Riley helped restore respect to Maryland agriculture

ON THE FARM

January 14, 2007|By TED SHELSBY

He stands 5-feet-7 and wouldn't top 170 pounds unless he was holding an "oven stuffer" roast chicken.

Yet Lewis R. Riley, the soft-spoken Eastern Shore poultry farmer turned state agriculture secretary, is viewed as a giant by many in Maryland farming, the state's largest industry.

Riley, 71, who served as secretary under three governors, recently announced his retirement and is expected to leave office this week.

When Lynne Hoot, executive director of the Maryland Grain Producers, said, "He will be missed," she echoed the thoughts of farmers throughout the state.

"Farmers think the world of him," said Hoot. "He was the guy who came to their defense after they were beaten down by [Gov. Parris N.] Glendening and made to feel they were the roots of all environmental evils."

As secretary, Riley forged a new relationship with an old adversary -- the Chesapeake Bay Foundation. Now, the environmental group praises farmers as stewards of the land.

"Given a choice between an acre of farmland and an acre of residential development, the best thing for the bay is farmland, without a doubt," said Kim Coble, Maryland executive director of the Chesapeake Bay Foundation.

Riley helped heal the rift between state government and farmers by ushering in more user-friendly farm nutrient management regulations designed to reduce pollution of the bay.

Riley oversaw a 15-month study on the future of farming in Maryland last year that recommends more than 100 ways to make farms more viable.

He is also credited with giving farmers "a place at the table" in Annapolis whenever agriculture issues were discussed.

Still, there are major challenges ahead for his successor, who has not been named.

"Maryland, like other Northeast states, is fast becoming more urban," Riley said during an interview at his farm near this rural Wicomico County hamlet.

As a result, farmers and farmland are disappearing at a rate more than double that of the nation as a whole.
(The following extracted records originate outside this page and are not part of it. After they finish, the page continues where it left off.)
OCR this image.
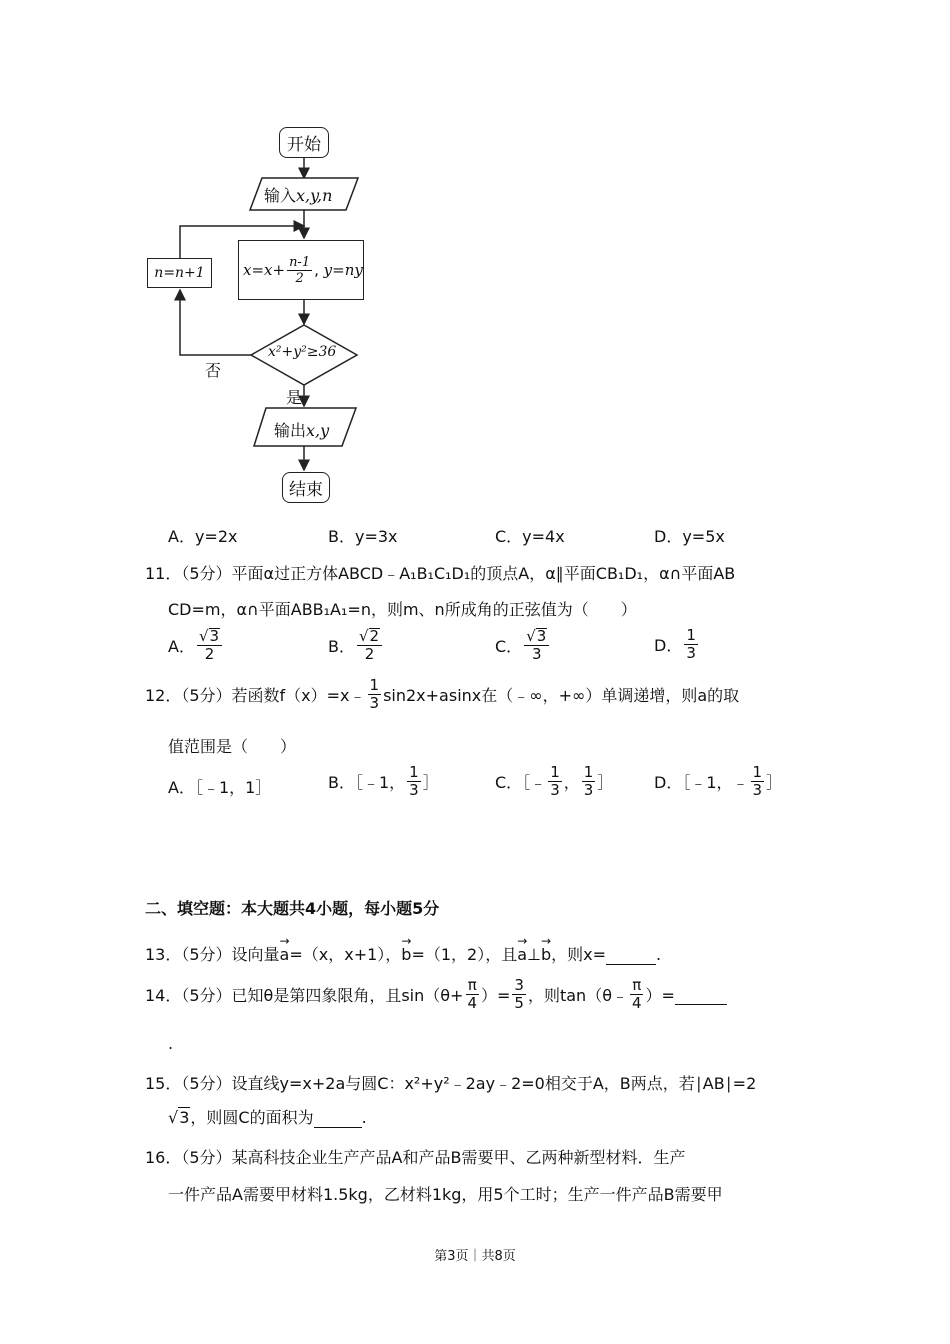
开始
输入x,y,n
$x=x+ \frac{n-1}{2}$ , y=ny
n=n+1
x²+y²≥36
否
是
输出x,y
结束
A．y=2x	B．y=3x	C．y=4x	D．y=5x
11．（5分）平面α过正方体ABCD﹣A₁B₁C₁D₁的顶点A，α∥平面CB₁D₁，α∩平面AB
CD=m，α∩平面ABB₁A₁=n，则m、n所成角的正弦值为（　　）
A． $\frac{√ 3}{2}$	B． $\frac{√ 2}{2}$	C． $\frac{√ 3}{3}$	D． $\frac{1}{3}$
12．（5分）若函数f（x）=x﹣ $\frac{1}{3} \sin 2x+asinx$在（﹣∞，+∞）单调递增，则a的取
值范围是（　　）
A．［﹣1，1］	B．［﹣1， $\frac{1}{3}$ ］	C．［﹣ $\frac{1}{3}$ ， $\frac{1}{3}$ ］	D．［﹣1，﹣ $\frac{1}{3}$ ］
二、填空题：本大题共4小题，每小题5分
13．（5分）设向量→ a=（x，x+1），→ b=（1，2），且→ a⊥→ b，则x=	.
14．（5分）已知θ是第四象限角，且$\sin(\theta+ \frac{\pi}{4}$ ）= $\frac{3}{5}$ ，则tan（θ﹣ $\frac{\pi}{4}$ ）=

.
15．（5分）设直线y=x+2a与圆C：x²+y²﹣2ay﹣2=0相交于A，B两点，若∣AB∣=2
√ 3 ，则圆C的面积为	.
16．（5分）某高科技企业生产产品A和产品B需要甲、乙两种新型材料．生产
一件产品A需要甲材料1.5kg，乙材料1kg，用5个工时；生产一件产品B需要甲
第3页｜共8页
The next agriculture secretary "will need to find ways to help farmers stay in farming," Riley said, and make government and citizens aware of its importance to the state's economy. Retaining farms and farmland is a challenging assignment, for which Riley offered a simple solution.

"The best ag land preservation program is a profitable farm," he has said many times over the years.

That wasn't always the perception.

"A few years ago, farmers were viewed only as someone who destroyed our water and our quality of life," he said. "Nobody seemed to consider their contributions to our economy."

Riley has had quite a run in public service. His resignation marks the end of a nearly 45-year career during which he also served two terms each in the House of Delegates and the Senate. He was elected to the Wicomico County Council when he was 27.

His political career hatched from frustration with trying to get the county to repair the ruts and gullies in Parsonsburg Road in front of his home.

"At that time, commissioners were elected by an at-large vote, and the town of Salisbury, which had about a third of all voters, controlled the elections," he said. "If you were a farmer or lived in rural areas, you didn't have much say back then."

Riley set out to change that.

"I remember handing out pencils with the message printed on them: `Wicomico County needs rural representation.' "

His message failed to catch on.

"I got about 6,000 votes, but that was 351 short of winning," he said.

Four years later, Riley's theme hit home. The polling place parking lots were filled with pickup trucks on election night. When the count was completed, Riley was the top vote-getter, and Wicomico had its first Republican-controlled government.

He served 12 years on the council before he moved to the State House. He was first appointed agriculture secretary by Gov. William Donald Schaefer.

Perhaps the most difficult part of his career dates to the summer 1997, when fish kills in three Eastern Shore rivers closed portions of the waterways to recreational use, disrupted the state tourism industry and triggered panic over the safety of Maryland seafood.

"I was in a tough spot," Riley said, explaining that Gov. Parris N. Glendening was blaming the runoff of nutrients from farm fields for the outbreaks of toxic Pfiesteria piscicida.

But there was no proof of this, according to Riley, who wanted any new farm regulations based on research.

Glendening disagreed. The resulting regulations of the Water Quality Improvement Act were not popular with farmers. Some farmers insisted that they would go to jail before being forced to adopt the regulations.

Riley left office in the heat of this battle. But his departure had nothing to do with Pfiesteria. His wife, Virginia, was diagnosed with Alzheimer's disease, he said.

"I wanted to share as many good times with her as I could during the time we had left," Riley said.

Farmers viewed Riley's conflict with Glendening as an example of him standing up for them.